Eltern-Kleinkind-Beratung und Therapie

Beratung für Eltern

Die Geburt eines Kindes bringt für Eltern viele Veränderungen mit sich und der Start ins gemeinsame Leben mit einem Säugling kann dabei durch verschiedene Belastungen erschwert sein. Viele Eltern erleben in den ersten Lebensmonaten und -jahren ihres Kindes Situationen, die sie verunsichern, besorgt machen oder überfordern. Es sind manchmal die ganz normalen Krisen der frühkindlichen Entwicklung, die aber durch extreme Ausprägung und Dauer erhöhte Anforderungen an die Eltern stellen und die sich entwickelnde Beziehung zu ihrem Kind manchmal belastet.

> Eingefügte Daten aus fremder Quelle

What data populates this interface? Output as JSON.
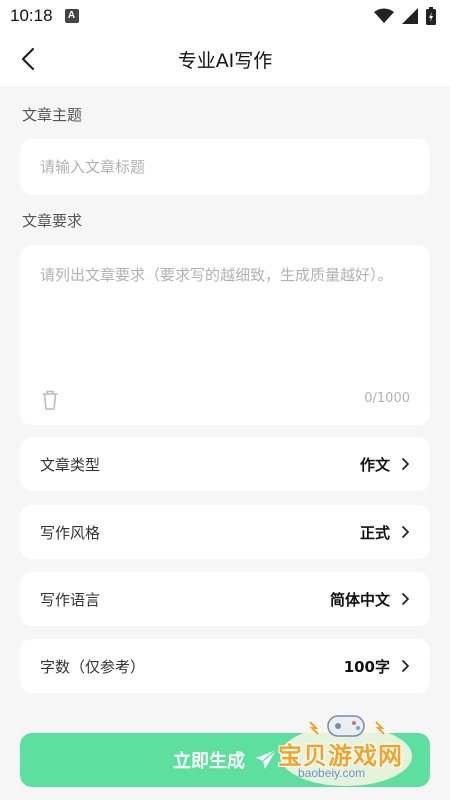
{
  "status_bar": {
    "time": "10:18",
    "notification_letter": "A"
  },
  "header": {
    "title": "专业AI写作"
  },
  "topic": {
    "label": "文章主题",
    "placeholder": "请输入文章标题",
    "value": ""
  },
  "requirements": {
    "label": "文章要求",
    "placeholder": "请列出文章要求（要求写的越细致，生成质量越好）。",
    "value": "",
    "counter": "0/1000"
  },
  "options": [
    {
      "label": "文章类型",
      "value": "作文"
    },
    {
      "label": "写作风格",
      "value": "正式"
    },
    {
      "label": "写作语言",
      "value": "简体中文"
    },
    {
      "label": "字数（仅参考）",
      "value": "100字"
    }
  ],
  "generate_button": {
    "label": "立即生成"
  },
  "watermark": {
    "text": "宝贝游戏网",
    "url": "baobeiy.com"
  },
  "colors": {
    "accent": "#5ddf9f",
    "background": "#f6f6f6",
    "card": "#ffffff",
    "placeholder": "#b2b2b2"
  },
  "icons": [
    "back-arrow-icon",
    "trash-icon",
    "chevron-right-icon",
    "send-icon",
    "wifi-icon",
    "signal-icon",
    "battery-icon"
  ]
}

Wir beraten Sie mit Ihrem Säugling/Kleinkind bei:

  • unstillbarem Schreien und häufiger Unruhe des Säuglings
  • Ein- und Durchschlafschwierigkeiten des Kindes
  • Probleme beim Stillen, Füttern und Essen
  • Verhaltensauffälligkeiten wie z. B. übermäßig starke Wut- und Trotzanfälle, Ängstlichkeit oder Aggressivität, Spielunlust
  • Trennungsängsten und -schwierigkeiten
  • angespannter familiärer Situation oder Beziehungsproblemen
  • Überforderung, Unsicherheit und Erschöpfung
  • Wochenbettdepression

Die Beratungen in den ersten 15 Stunden sind für Familien mit Kindern von null bis drei Jahren, deren  Wohnort in der Stadt Potsdam liegt, anonym.

Familien mit Kindern ab vier Jahren oder aus anderen Landkreisen erhalten gern telefonische Informationen über Hilfeleistungen.

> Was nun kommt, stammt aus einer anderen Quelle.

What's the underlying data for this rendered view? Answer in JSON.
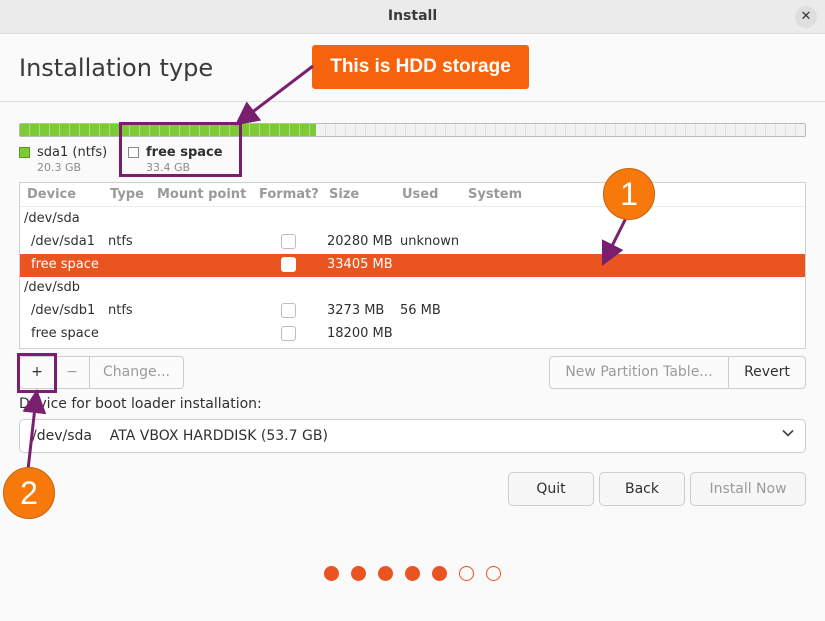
{
  "window": {
    "title": "Install",
    "close_glyph": "✕"
  },
  "page": {
    "title": "Installation type"
  },
  "disk": {
    "used_fraction": 0.377,
    "used_color": "#7ccb35",
    "legend": [
      {
        "name": "sda1 (ntfs)",
        "size": "20.3 GB",
        "color": "#7ccb35"
      },
      {
        "name": "free space",
        "size": "33.4 GB",
        "color": "#ffffff"
      }
    ]
  },
  "table": {
    "headers": [
      "Device",
      "Type",
      "Mount point",
      "Format?",
      "Size",
      "Used",
      "System"
    ],
    "rows": [
      {
        "device": "/dev/sda",
        "type": "",
        "size": "",
        "used": "",
        "checkbox": false,
        "selected": false
      },
      {
        "device": "/dev/sda1",
        "type": "ntfs",
        "size": "20280 MB",
        "used": "unknown",
        "checkbox": true,
        "selected": false
      },
      {
        "device": "free space",
        "type": "",
        "size": "33405 MB",
        "used": "",
        "checkbox": true,
        "selected": true
      },
      {
        "device": "/dev/sdb",
        "type": "",
        "size": "",
        "used": "",
        "checkbox": false,
        "selected": false
      },
      {
        "device": "/dev/sdb1",
        "type": "ntfs",
        "size": "3273 MB",
        "used": "56 MB",
        "checkbox": true,
        "selected": false
      },
      {
        "device": "free space",
        "type": "",
        "size": "18200 MB",
        "used": "",
        "checkbox": true,
        "selected": false
      }
    ]
  },
  "toolbar": {
    "add_label": "+",
    "remove_label": "−",
    "change_label": "Change...",
    "new_table_label": "New Partition Table...",
    "revert_label": "Revert"
  },
  "boot": {
    "label": "Device for boot loader installation:",
    "value": "/dev/sda    ATA VBOX HARDDISK (53.7 GB)"
  },
  "nav": {
    "quit_label": "Quit",
    "back_label": "Back",
    "install_label": "Install Now"
  },
  "progress": {
    "total_steps": 7,
    "completed_steps": 5,
    "accent": "#e95420"
  },
  "annotations": {
    "callout_text": "This is HDD storage",
    "badge_1": "1",
    "badge_2": "2",
    "callout_color": "#f7630c",
    "highlight_color": "#7a1f6f"
  }
}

Finanzierung: Die Beratungen sind für Sie kostenfrei.

Wir freuen uns auch über Spenden, da wir auf eine Finanzierung angewiesen sind.

Eltern-Kleinkind-Therapie in Kooperation mit niedergelassenen Therapeuten

Wenn sich im Laufe der ersten Beratungsstunden zeigt, dass ein höherer Bedarf an Unterstützung für die Familien notwendig ist, können in Kooperation mit erfahrenen Eltern-Säuglings-Kleinkind-Psychotherapeuten auch Kurzzeittherapien durchgeführt werden und an niedergelassene KollegInnen in Potsdam und Brandenburg weitervermittelt werden.

Finanzierung: Die Eltern-Säuglings-Kleinkind-Therapie kann bei der Krankenkasse beantragt und durch sie finanziert werden.

Hilfen zur Erziehung

Wenn Eltern das Gefühl haben, aufgrund der persönlichen oder familiären Situation überfordert zu sein, besteht ein rechtlicher Anspruch auf eine geeignete Form der Unterstützung. Dies gilt für Eltern, deren Kinder in ihrem Verhalten schwierig oder nicht altersgemäß entwickelt sind ebenso wie für Eltern kranker oder behinderter Kinder.  Auch bei psychischen Krisen oder Erkrankungen eines oder beider  Elternteile ist es möglich, einen Antrag auf »Hilfen zur Erziehung« beim Jugendamt zu stellen. Nach der Bewilligung des Antrags kann die Hilfe durch eine qualifizierte Mitarbeiterin unserer Beratungsstelle durchgeführt werden.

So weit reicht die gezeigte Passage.